Ma un tuffo nel passato di oltre ottant’anni mostrerà come anche nella Roma fascista degli anni Trenta sia stato fatto un tentativo, rudimentale, di creare un mezzo di trasporto ibrido – un po’ diesel, un po’ elettrico – da mettere a disposizione del tpl capitolino.

Ne racconta Tramroma, memoria storica in digitale della mobilità di Roma sin dagli anni Novanta.

“’L’idea della vettura filoviaria con motore termico ausiliario, per la quale fu coniato il nome di autofilobus o vetture tipo Roma (qualsiasi novità era allora chiamata tipo Roma), si ebbe nel gennaio 1936, ossia ancor prima dell’avvio dell’esercizio filoviario, quando l’ATAG prese accordi con l’Alfa Romeo per la trasformazione di sei autobus diesel Alfa Romeo 80-N a tre assi, eliminando dagli stessi la trasmissione meccanica, montandovi una dinamo direttamente accoppiata al motore termico e adottando dei ponti posteriori muniti di motori elettrici” spiega Tramroma.

Ritardi, diverbi e incomprensioni tra le varie parti in causa ritardarono notevolmente l’esordio in strada dell’ autofilobus, che entrò in una fase di prova solo a gennaio 1938.
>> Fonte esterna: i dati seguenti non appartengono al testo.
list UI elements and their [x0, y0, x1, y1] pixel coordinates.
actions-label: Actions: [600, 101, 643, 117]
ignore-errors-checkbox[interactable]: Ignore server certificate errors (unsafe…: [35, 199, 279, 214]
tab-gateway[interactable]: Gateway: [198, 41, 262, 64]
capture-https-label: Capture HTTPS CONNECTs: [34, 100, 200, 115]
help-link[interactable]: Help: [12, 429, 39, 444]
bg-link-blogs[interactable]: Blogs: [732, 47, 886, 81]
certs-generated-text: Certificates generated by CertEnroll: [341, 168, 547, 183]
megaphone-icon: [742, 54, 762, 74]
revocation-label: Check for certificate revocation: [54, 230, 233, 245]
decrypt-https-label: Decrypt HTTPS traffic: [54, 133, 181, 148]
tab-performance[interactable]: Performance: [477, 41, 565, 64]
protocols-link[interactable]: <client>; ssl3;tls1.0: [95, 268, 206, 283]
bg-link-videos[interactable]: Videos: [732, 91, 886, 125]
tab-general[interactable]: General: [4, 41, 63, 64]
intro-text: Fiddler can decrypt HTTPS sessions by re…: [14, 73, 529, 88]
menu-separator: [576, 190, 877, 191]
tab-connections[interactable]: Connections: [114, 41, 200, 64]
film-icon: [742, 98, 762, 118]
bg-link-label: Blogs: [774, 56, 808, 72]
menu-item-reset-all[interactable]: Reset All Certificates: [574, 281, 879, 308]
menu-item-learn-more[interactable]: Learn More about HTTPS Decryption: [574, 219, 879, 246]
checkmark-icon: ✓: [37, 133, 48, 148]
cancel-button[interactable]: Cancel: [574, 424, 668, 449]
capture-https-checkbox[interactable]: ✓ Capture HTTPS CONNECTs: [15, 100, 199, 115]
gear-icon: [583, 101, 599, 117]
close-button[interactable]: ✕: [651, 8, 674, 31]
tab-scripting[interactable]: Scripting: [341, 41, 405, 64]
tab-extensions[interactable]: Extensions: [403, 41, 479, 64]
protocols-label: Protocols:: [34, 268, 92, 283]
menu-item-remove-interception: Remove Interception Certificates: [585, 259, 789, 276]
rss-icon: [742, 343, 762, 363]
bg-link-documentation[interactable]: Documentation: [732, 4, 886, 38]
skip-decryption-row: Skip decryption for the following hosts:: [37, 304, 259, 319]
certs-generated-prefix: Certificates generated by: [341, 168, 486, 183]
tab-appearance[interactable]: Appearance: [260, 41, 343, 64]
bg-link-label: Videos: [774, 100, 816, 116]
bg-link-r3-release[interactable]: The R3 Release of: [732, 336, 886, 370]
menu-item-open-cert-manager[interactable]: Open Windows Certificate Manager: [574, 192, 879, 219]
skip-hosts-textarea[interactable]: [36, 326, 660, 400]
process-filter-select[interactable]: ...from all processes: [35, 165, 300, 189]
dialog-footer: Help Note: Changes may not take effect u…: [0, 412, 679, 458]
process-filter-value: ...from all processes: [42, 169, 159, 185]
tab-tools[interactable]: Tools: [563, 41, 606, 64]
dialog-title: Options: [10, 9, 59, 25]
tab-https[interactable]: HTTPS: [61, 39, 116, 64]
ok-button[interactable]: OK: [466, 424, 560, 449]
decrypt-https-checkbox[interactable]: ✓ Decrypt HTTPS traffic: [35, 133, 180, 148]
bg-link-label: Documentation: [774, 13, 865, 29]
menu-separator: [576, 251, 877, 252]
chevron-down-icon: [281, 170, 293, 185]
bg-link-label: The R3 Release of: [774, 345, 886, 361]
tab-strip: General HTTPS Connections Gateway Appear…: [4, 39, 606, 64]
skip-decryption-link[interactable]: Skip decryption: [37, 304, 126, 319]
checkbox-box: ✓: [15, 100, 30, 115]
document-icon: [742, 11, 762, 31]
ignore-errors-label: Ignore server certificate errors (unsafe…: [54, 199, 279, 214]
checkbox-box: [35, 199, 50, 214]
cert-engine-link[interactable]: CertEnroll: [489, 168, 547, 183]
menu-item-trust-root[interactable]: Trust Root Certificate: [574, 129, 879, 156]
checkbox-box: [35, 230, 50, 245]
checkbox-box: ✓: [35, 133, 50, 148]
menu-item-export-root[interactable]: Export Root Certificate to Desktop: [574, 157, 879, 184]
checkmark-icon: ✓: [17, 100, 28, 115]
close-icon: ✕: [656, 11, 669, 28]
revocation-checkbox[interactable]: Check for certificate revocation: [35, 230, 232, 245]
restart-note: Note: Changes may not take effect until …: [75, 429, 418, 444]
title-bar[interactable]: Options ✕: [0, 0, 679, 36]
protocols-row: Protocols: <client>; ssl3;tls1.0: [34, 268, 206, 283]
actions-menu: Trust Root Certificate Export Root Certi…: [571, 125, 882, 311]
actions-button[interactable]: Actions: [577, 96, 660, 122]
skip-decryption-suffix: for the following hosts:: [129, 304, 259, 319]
Ma com’era l’aspetto di questo mezzo?

“A vederlo, l’ultimo ritrovato filoviario, ufficialmente Alfa Romeo 110-ANF, era piuttosto brutto: un autobus a tre assi di quelli con la cabina del conducente appollaiata sul cofano del motore dotato delle aste di presa filoviarie, carrozzeria che rimarrà la stessa per i successivi quattro esemplari, mentre l’ultimo, il 7011, sarà diverso, decisamente più moderno, con la cabina che si estende su tutto il frontale della cassa – conclude il blogger – l’esercizio del nuovo mezzo tipo Roma si rivelò subito tutt’altro che semplice; all’inizio sarà decisamente problematico ma anche in seguito, eliminati gli inconvenienti più evidenti, i sei autofilobus seguiteranno a fare servizio per lo più come filobus ordinari, pesanti e lentissimi, utilizzati per servizi sussidiari e non risulta nessuna loro applicazione al servizio per il quale erano stati concepiti, ossia l’esercizio di linee miste. La vettura 7007 fu demolita nel settembre del 1943 a seguito di danni riportati in qualche azione bellica, mentre le restanti 7001-7005, 7009, 7011 giunsero al dopoguerra e saranno rinumerate 6981-6989 evidentemente per non creare sovrapposizione con i tram del gruppo 7000; salvo la 6989 ex 7011 che sembra sparire prima del 1950, sono ufficialmente radiate nel 1952.”